There's no rule book for losing a friend
I had a break-up recently. Which, as someone who’s currently planning a wedding, isn’t a sentence I thought I’d have cause to write. But it wasn’t my fiancé who ended it with me. It was my friend.
I hate to admit it, but I’d never been dumped before. It might sound naive, but I was shocked by how much it hurt. One minute you’re chugging along quite nicely, and the next, someone else has made the decision that you’re never going to be allowed to speak to them or see them again. And there’s no right of reply. The choice is made for you – all of your control is taken away. It’s a horrible feeling.
But what happens next? Friendship break-ups don’t carry the same emotional cache that romantic ones do. When it ends with your romantic partner, your friends are expected to rally around, to support you. Whether it’s pouring tequila down your neck, feeding you Ben & Jerry’s or listening to you talk about him until you’re hoarse, there’s a routine to it. The people who love you know how to support you through it. But when it ends with a friend? There isn’t a rule book to follow. It wasn’t even that I didn’t know how to behave in the aftermath. No-one else seemed to either.
There’s a clear set of rules when you break up with a romantic partner. Your friends aren’t supposed to date them. You can legitimately avoid them at all costs or continuously rant about them and people are sympathetic about it. But if you weren’t sleeping with the person who dumped you, somehow you’re expected to forfeit all of that emotional response, and no-one seems to know what is and isn’t okay.

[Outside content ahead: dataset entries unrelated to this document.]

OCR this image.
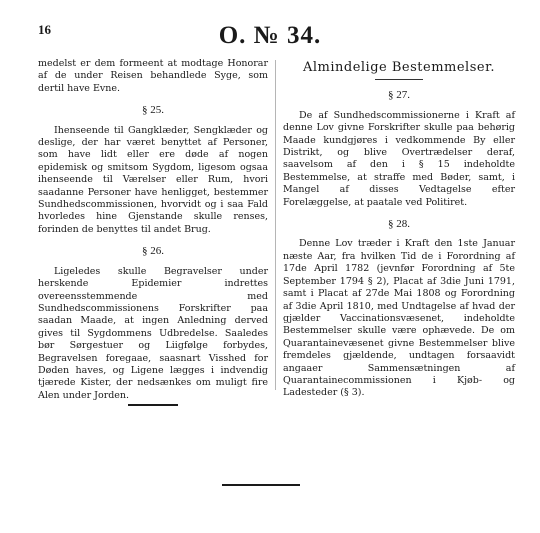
16	O. № 34.

medelst er dem formeent at modtage Honorar af de under Reisen behandlede Syge, som dertil have Evne.

§ 25.

Ihenseende til Gangklæder, Sengklæder og deslige, der har været benyttet af Personer, som have lidt eller ere døde af nogen epidemisk og smitsom Sygdom, ligesom ogsaa ihenseende til Værelser eller Rum, hvori saadanne Personer have henligget, bestemmer Sundhedscommissionen, hvorvidt og i saa Fald hvorledes hine Gjenstande skulle renses, forinden de benyttes til andet Brug.

§ 26.

Ligeledes skulle Begravelser under herskende Epidemier indrettes overeensstemmende med Sundhedscommissionens Forskrifter paa saadan Maade, at ingen Anledning derved gives til Sygdommens Udbredelse. Saaledes bør Sørgestuer og Liigfølge forbydes, Begravelsen foregaae, saasnart Visshed for Døden haves, og Ligene lægges i indvendig tjærede Kister, der nedsænkes om muligt fire Alen under Jorden.

Almindelige Bestemmelser.
§ 27.

De af Sundhedscommissionerne i Kraft af denne Lov givne Forskrifter skulle paa behørig Maade kundgjøres i vedkommende By eller Distrikt, og blive Overtrædelser deraf, saavelsom af den i § 15 indeholdte Bestemmelse, at straffe med Bøder, samt, i Mangel af disses Vedtagelse efter Forelæggelse, at paatale ved Politiret.

§ 28.

Denne Lov træder i Kraft den 1ste Januar næste Aar, fra hvilken Tid de i Forordning af 17de April 1782 (jevnfør Forordning af 5te September 1794 § 2), Placat af 3die Juni 1791, samt i Placat af 27de Mai 1808 og Forordning af 3die April 1810, med Undtagelse af hvad der gjælder Vaccinationsvæsenet, indeholdte Bestemmelser skulle være ophævede. De om Quarantainevæsenet givne Bestemmelser blive fremdeles gjældende, undtagen forsaavidt angaaer Sammensætningen af Quarantainecommissionen i Kjøb- og Ladesteder (§ 3).
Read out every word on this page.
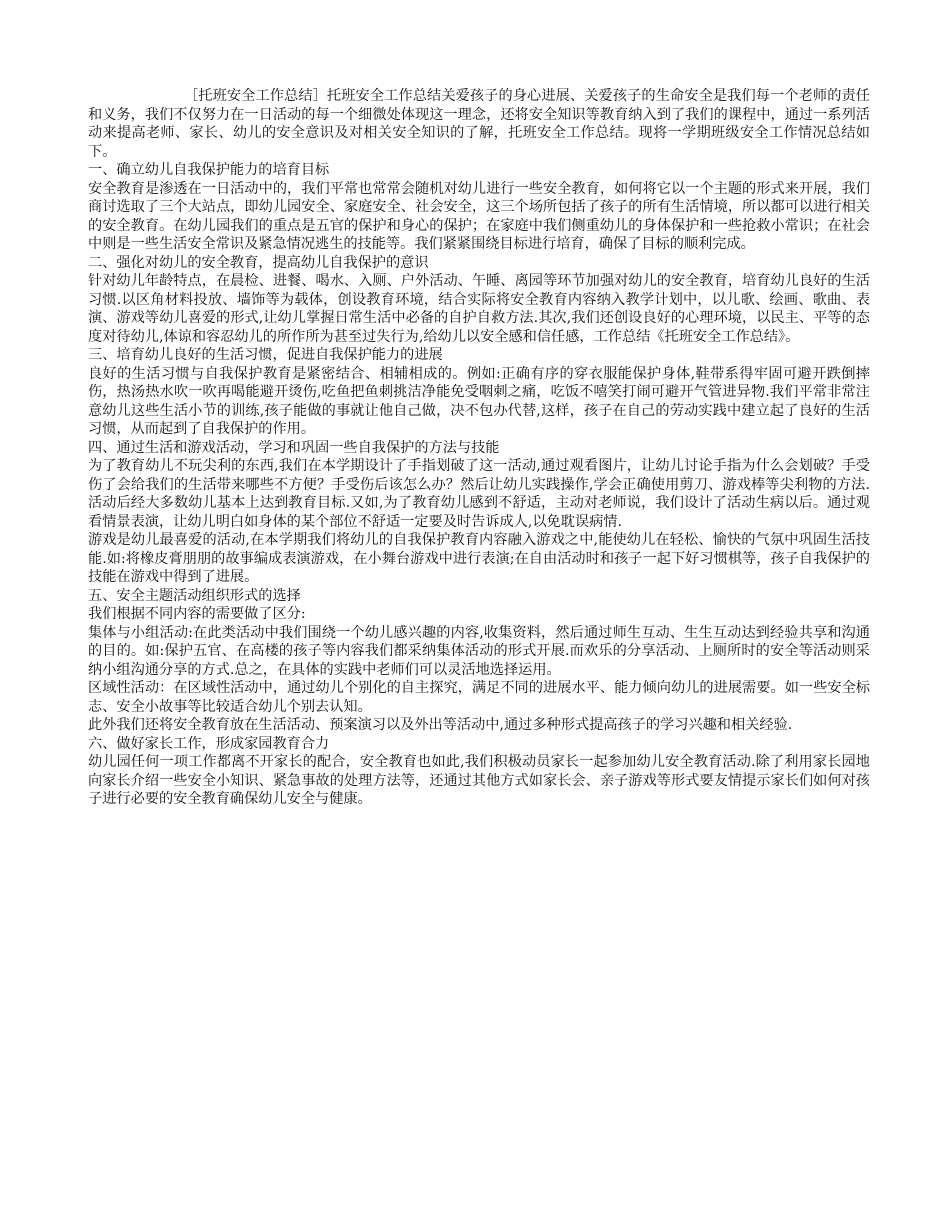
［托班安全工作总结］托班安全工作总结关爱孩子的身心进展、关爱孩子的生命安全是我们每一个老师的责任和义务，我们不仅努力在一日活动的每一个细微处体现这一理念，还将安全知识等教育纳入到了我们的课程中，通过一系列活动来提高老师、家长、幼儿的安全意识及对相关安全知识的了解，托班安全工作总结。现将一学期班级安全工作情况总结如下。

一、确立幼儿自我保护能力的培育目标

安全教育是渗透在一日活动中的，我们平常也常常会随机对幼儿进行一些安全教育，如何将它以一个主题的形式来开展，我们商讨选取了三个大站点，即幼儿园安全、家庭安全、社会安全，这三个场所包括了孩子的所有生活情境，所以都可以进行相关的安全教育。在幼儿园我们的重点是五官的保护和身心的保护；在家庭中我们侧重幼儿的身体保护和一些抢救小常识；在社会中则是一些生活安全常识及紧急情况逃生的技能等。我们紧紧围绕目标进行培育，确保了目标的顺利完成。

二、强化对幼儿的安全教育，提高幼儿自我保护的意识

针对幼儿年龄特点，在晨检、进餐、喝水、入厕、户外活动、午睡、离园等环节加强对幼儿的安全教育，培育幼儿良好的生活习惯.以区角材料投放、墙饰等为载体，创设教育环境，结合实际将安全教育内容纳入教学计划中，以儿歌、绘画、歌曲、表演、游戏等幼儿喜爱的形式,让幼儿掌握日常生活中必备的自护自救方法.其次,我们还创设良好的心理环境，以民主、平等的态度对待幼儿,体谅和容忍幼儿的所作所为甚至过失行为,给幼儿以安全感和信任感，工作总结《托班安全工作总结》。

三、培育幼儿良好的生活习惯，促进自我保护能力的进展

良好的生活习惯与自我保护教育是紧密结合、相辅相成的。例如:正确有序的穿衣服能保护身体,鞋带系得牢固可避开跌倒摔伤，热汤热水吹一吹再喝能避开烫伤,吃鱼把鱼刺挑洁净能免受咽刺之痛，吃饭不嘻笑打闹可避开气管进异物.我们平常非常注意幼儿这些生活小节的训练,孩子能做的事就让他自己做，决不包办代替,这样，孩子在自己的劳动实践中建立起了良好的生活习惯，从而起到了自我保护的作用。

四、通过生活和游戏活动，学习和巩固一些自我保护的方法与技能

为了教育幼儿不玩尖利的东西,我们在本学期设计了手指划破了这一活动,通过观看图片，让幼儿讨论手指为什么会划破？手受伤了会给我们的生活带来哪些不方便？手受伤后该怎么办？然后让幼儿实践操作,学会正确使用剪刀、游戏棒等尖利物的方法.活动后经大多数幼儿基本上达到教育目标.又如,为了教育幼儿感到不舒适，主动对老师说，我们设计了活动生病以后。通过观看情景表演，让幼儿明白如身体的某个部位不舒适一定要及时告诉成人,以免耽误病情.

游戏是幼儿最喜爱的活动,在本学期我们将幼儿的自我保护教育内容融入游戏之中,能使幼儿在轻松、愉快的气氛中巩固生活技能.如:将橡皮膏朋朋的故事编成表演游戏，在小舞台游戏中进行表演;在自由活动时和孩子一起下好习惯棋等，孩子自我保护的技能在游戏中得到了进展。

五、安全主题活动组织形式的选择

我们根据不同内容的需要做了区分:

集体与小组活动:在此类活动中我们围绕一个幼儿感兴趣的内容,收集资料，然后通过师生互动、生生互动达到经验共享和沟通的目的。如:保护五官、在高楼的孩子等内容我们都采纳集体活动的形式开展.而欢乐的分享活动、上厕所时的安全等活动则采纳小组沟通分享的方式.总之，在具体的实践中老师们可以灵活地选择运用。

区域性活动：在区域性活动中，通过幼儿个别化的自主探究，满足不同的进展水平、能力倾向幼儿的进展需要。如一些安全标志、安全小故事等比较适合幼儿个别去认知。

此外我们还将安全教育放在生活活动、预案演习以及外出等活动中,通过多种形式提高孩子的学习兴趣和相关经验.

六、做好家长工作，形成家园教育合力

幼儿园任何一项工作都离不开家长的配合，安全教育也如此,我们积极动员家长一起参加幼儿安全教育活动.除了利用家长园地向家长介绍一些安全小知识、紧急事故的处理方法等，还通过其他方式如家长会、亲子游戏等形式要友情提示家长们如何对孩子进行必要的安全教育确保幼儿安全与健康。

For instance, who gets custody of the friends? Most of us share a friendship group with our close friends, but if the two of you suddenly aren’t on speaking terms, are they supposed to sit awkwardly between you in the pub, or take it in turns to invite one of you and not the other?
In reality it seems like no-one gets custody. People are even less inclined to take sides in a platonic break-up, and that might have an affect on your social life. But that doesn’t have to be the end of the world.
The person I broke up with tended to take responsibility for a lot of our socializing, so when I was summarily ejected I worried that I’d end up seeing less of people. But I realized pretty quickly that relying on someone else to organize your social life for you is pretty lazy, and that if you take charge of things for yourself you get full control of what you do and who you do it with. Which (spoiler alert) is actually infinitely better and more satisfying. Who knew?
I won’t pretend for a moment that losing a friend is easy, especially if you go back a long way. It’s important to allow yourself to grieve, just like you would over a romance. But the truth is, it’s easy to hold on to something long after it’s gone toxic. Because we have multiple friends and (generally) just the one romantic partner at a time, we’re much less likely to get rid of a friend than we are a boy/girlfriend. But maybe that’s a bad thing. Perhaps those friendships end up doing more damage than we realize. If your ‘friend’ isn’t happy for your successes, isn’t interested in your life, or can’t support the things you’re trying to achieve, you might be better off with the short-term pain of a break-up than keeping them around.
After the initial pain a break-up is, usually, a good thing. It’s a chance to reassess who you are. Maybe it’s taking the plunge and getting a brave new haircut, or pulling your trainers on and remembering how much you like the ache in your legs after a proper run. But whatever it is, when someone hurts you (and make no mistake, a relationship doesn’t need to be romantic to be hurtful) it’s the perfect chance to be kind to yourself.
The time that you would have spent with that person is time that you’ve suddenly been given back – it’s a gift. Rather than wasting it, use it to cherish yourself and to focus on the people in your life who make you feel good. Of course when there’s a schism in a friendship group it’s always going to affect your social life, at least a bit. And that’s really hard. But all you can do is focus on the upsides. There’s always a reason behind a break-up, and the chances are if things have run their course, it was getting toxic. And no-one needs that in their life.